Burdock is commonly referred to as Arctium which comprises a genus of the biennial variety of plants.

Burdock belongs to the botanical family of Asteraceae, members of which find various uses for a many purposes all over the world.

It belongs to the botanical order of Asterales.

The plant grows widely all over the world and flowers between the months of July till October. The flowers of this plant are known to provide nectar for bees that produce honey.

The leaves are large are heart shaped.

The burdock plant consists of prickly heads which are known to easily latch onto clothing and fur and are known to have such strong clinging powers that it was recorded that birds that were caught or entangled into the same eventually found themselves trapped and died as they were not able to free themselves from the same.

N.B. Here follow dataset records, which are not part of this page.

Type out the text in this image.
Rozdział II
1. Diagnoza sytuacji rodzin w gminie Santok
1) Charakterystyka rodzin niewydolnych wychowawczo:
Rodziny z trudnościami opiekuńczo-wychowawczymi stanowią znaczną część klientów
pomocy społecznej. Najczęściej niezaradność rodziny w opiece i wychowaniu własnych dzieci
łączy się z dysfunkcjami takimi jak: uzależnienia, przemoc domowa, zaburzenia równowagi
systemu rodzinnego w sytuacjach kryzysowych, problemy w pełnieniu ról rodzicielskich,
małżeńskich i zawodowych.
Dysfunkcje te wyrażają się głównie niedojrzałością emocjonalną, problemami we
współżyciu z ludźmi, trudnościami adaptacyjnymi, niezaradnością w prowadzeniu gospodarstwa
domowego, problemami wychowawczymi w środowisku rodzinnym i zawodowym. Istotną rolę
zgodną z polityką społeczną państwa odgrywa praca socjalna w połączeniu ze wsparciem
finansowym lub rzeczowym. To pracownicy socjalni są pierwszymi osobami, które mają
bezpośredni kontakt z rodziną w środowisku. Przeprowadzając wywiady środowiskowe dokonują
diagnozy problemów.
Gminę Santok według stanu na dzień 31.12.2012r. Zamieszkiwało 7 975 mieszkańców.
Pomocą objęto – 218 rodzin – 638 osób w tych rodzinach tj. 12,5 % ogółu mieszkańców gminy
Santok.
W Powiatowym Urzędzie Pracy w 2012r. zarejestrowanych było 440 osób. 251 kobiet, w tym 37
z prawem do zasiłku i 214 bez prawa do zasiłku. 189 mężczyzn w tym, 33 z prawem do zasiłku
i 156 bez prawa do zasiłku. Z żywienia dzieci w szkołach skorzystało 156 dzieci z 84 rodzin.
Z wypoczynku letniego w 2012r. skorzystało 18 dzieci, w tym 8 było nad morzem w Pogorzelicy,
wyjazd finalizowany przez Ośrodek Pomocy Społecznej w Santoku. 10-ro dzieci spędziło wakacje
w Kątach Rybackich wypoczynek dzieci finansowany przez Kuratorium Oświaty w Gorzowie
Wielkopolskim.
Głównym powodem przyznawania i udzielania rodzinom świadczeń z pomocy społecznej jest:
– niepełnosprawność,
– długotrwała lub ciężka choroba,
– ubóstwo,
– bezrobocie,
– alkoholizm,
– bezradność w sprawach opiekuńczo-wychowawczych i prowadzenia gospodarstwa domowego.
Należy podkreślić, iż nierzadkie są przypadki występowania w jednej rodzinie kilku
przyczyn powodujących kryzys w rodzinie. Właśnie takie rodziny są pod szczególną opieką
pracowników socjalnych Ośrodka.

The property of the burdock to cling was thus responsible for inventing the mechanism of the hook and loop fastener and also provided as an excellent mechanism for the dispersing of seeds.

Uses of Burdock

Food and Drink

The burdock plant comprises of a tap root, the same is widely consumed and eaten as a root type of a vegetable.

This is extremely popular in the East Asian cuisine especially in China, Korea and Honk Kong.

The Chinese refer to this root preparation as niubang.

The Japanese consume the burdock root in a preparation knows as gobo.

The Koreans make use of the burdock root to prepare u-eong which is also referred to as tong e-eong or the whole burdock as it sold and consumed.

The roots can grow extremely long and penetrate deep into the soil and can measure as long a meter

It is extremely crisp and crunchy in its texture and its flavor comprises a mixture of pungent and sweet.

The stalks of the flowers are also used as food and have a taste similar to that of artichokes. The stalk is peeled and is either consumed raw or it is put into boiling water so as to soften it and then consumed.

The Japanese also consume the leaves of the plant, thus we see the whole plant is consumed for food purposes, leaving no part to waste whatsoever.

The advances in biochemistry enabled us to understand the nutrient and chemical value of the contents found in burdock. It was thus discovered that the root contains extremely generous quantities of potassium, amino acids and calcium which are extremely essential to the body.

The root also contains a compound called poly phenol oxidase which is responsible for imparting the characteristic brownish color

In Britain, burdock is one of the main ingredients of a soft drink that was widely consumed during the medieval ages. It was employed as a bittering agent in the manufacturing of beer.

Burdock also has the property to increase lactation in females and was thus used as a galactagogue.

Traditional Medicine

Since ancient times, burdock has been used for a variety of purposes and was believed to be a diuretic, a blood purifying agent and a diaphoretic.

Chinese traditional medicine has made use of the seeds since centuries owing to their medical benefits.

The extract of the burdock root, especially the burdock oil or bur oil as it is also referred to has also been used for ailments related to the scalp especially in Europe for centuries.

Recent studies have shown that bur oil is extremely rich in essential fatty acids and phytosterols.

Magical and mystical uses

In the region of Anatolia that lies in modern day Turkey, the burdock plant was believed to help ward off evil spirits and provide protection to the surroundings.

The women also weaved the same into kilims which were a type of a carpet or a rug that could be placed at home or the work place to ward off any evil spirits.

Side effects

The roots are naturally diuretic and thus should be avoided in case of dehydration. It efficacy in thus controlling blood pressure by helping in diuresis is still being studied.

The plant also contains a high amount of lactone and can cause allergies in those who are allergic to the same and thus should be avoided.

Owing to its actions on the uterus, pregnant women or those women wanting to become pregnant should not consume this plant as it may lead to an abortion or menstrual bleeding.

Burdock and fabric, an invention form a coincidence!

Around the year 1948, a Swiss inventor named George de Mestral became extremely curious after he walked his dog through a garden that had burdock and realized the seeds of the same had gotten stuck to his clothing as well as the dogs fur. He decided to observe the seeds under a microscope and thus discovered the discovered the hook and loop fastener mechanism used by the plant to disperse its seeds.

This hook and loop mechanism was eventually used to develop the fabric we now know as velcro which is used extensively in a variety of household items all over the world.

Thus we see that burdock to Mestral was what the apple was to Newton!

This thus explains in depth the uses of burdock and how the same is now used extensively all over the world owing to its various properties.